Evidence-Based Quality Improvement and Best Practice – this category emphasizes closing the gap between knowledge and practice through transforming knowledge and designating and implementing best practices. Examples of Research Issues: Develop and critically appraise clinical practice guidelines, adoption and spread of best practices, customization of best practices, institutional elements in adoption, defining best practice in absence of evidence, consumers in EBP, technology-based integration.

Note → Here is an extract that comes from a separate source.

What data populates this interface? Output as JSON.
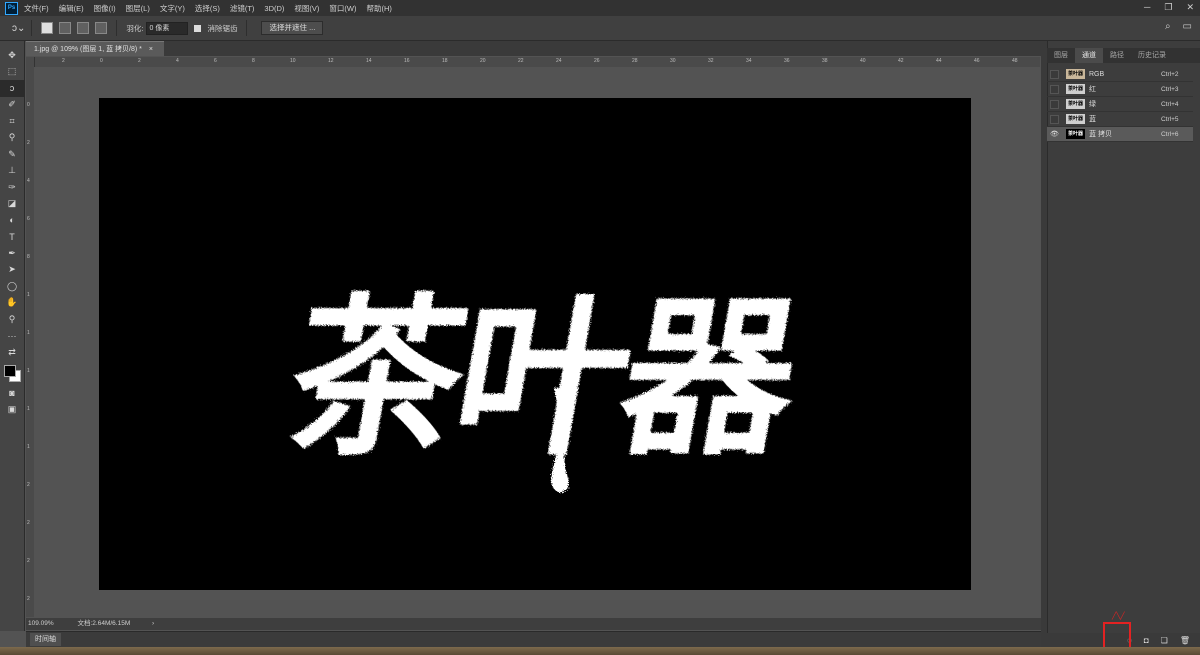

Learning Organizations and Culture of Quality and Safety – this category emphasizes human factors and other aspects of a system related to organizational culture and commitment to quality and safety. Examples of Research Issues: Unit based nursing quality teams, protecting strategy from culture, engendering values and beliefs for culture of patient safety.
Governance
The ISRN is affiliated with the PBRN Resource Center of the Institute for Integration of Medicine and Science, University of Texas Health Science Center San Antonio. Through this alignment, ISRN addresses "Translational Science 3" phases of moving knowledge into practice. The interprofessional ISRN is a membership organization advised by the ISRN Steering Council. The Steering Council is composed of twelve healthcare experts, leaders, and stakeholders from both private and public agencies and facilities. Steering Council members represent a variety of backgrounds and contribute knowledge and guidance in areas such as patient safety, improvement and implementation research methods, clinical and organizational excellence criteria, systems engineering, healthcare informatics, quality measures, and team performance. The collective expertise of this multidisciplinary group reflects advanced knowledge of healthcare improvement science and aligns the ISRN's research and activities with stakeholder priorities. ISRN activities are supported by a coordinating team housed in the School of Nursing at the School of Nursing of the University of Texas Health Science Center San Antonio.
Events
Web events
The Improvement Science Research Network Web Event series expands capacity for conducting improvement studies through discussions of issues in the field of improvement science, provides updates regarding the ISRN activities, introduces new tools and research paradigms, and sets the stage for input regarding new directions for research. The first session of the web event series, "The Way Forward: An Introduction to Improvement Science", was held in June 2010. Presented by Jack Needleman, PhD, FAAN, and Kathleen R. Stevens, EdD, MS, RN, ANEF, FAAN, this introductory session showcased the activities of the ISRN as a catalyst for change. The discussion included definition of improvement science, exploration of the overlapping paradigms of improvement science, translational science, and implementation science and explanation of the need and context for improvement research and a discussion of improvement science research methods, study opportunities, and ISRN research results. Furthermore, the discussion enumerated the challenges facing improvement science and health care improvement in general, including a lack of evidence-based research methodologies; limited facility access to national improvement science experts; need for the on-site training in research methodologies; and lack of adequate collegial and technological infrastructure to support a national agenda of improvement science research priorities. The event showcased solutions available to meet these challenges, including the ISRN. Recordings are accessible on the ISRN website.
Membership
Membership in the ISRN is open to all who are healthcare researchers, academic and clinical scientists, clinicians, clinical leaders, administrators, and those with a specific interest in patient safety and improvement research.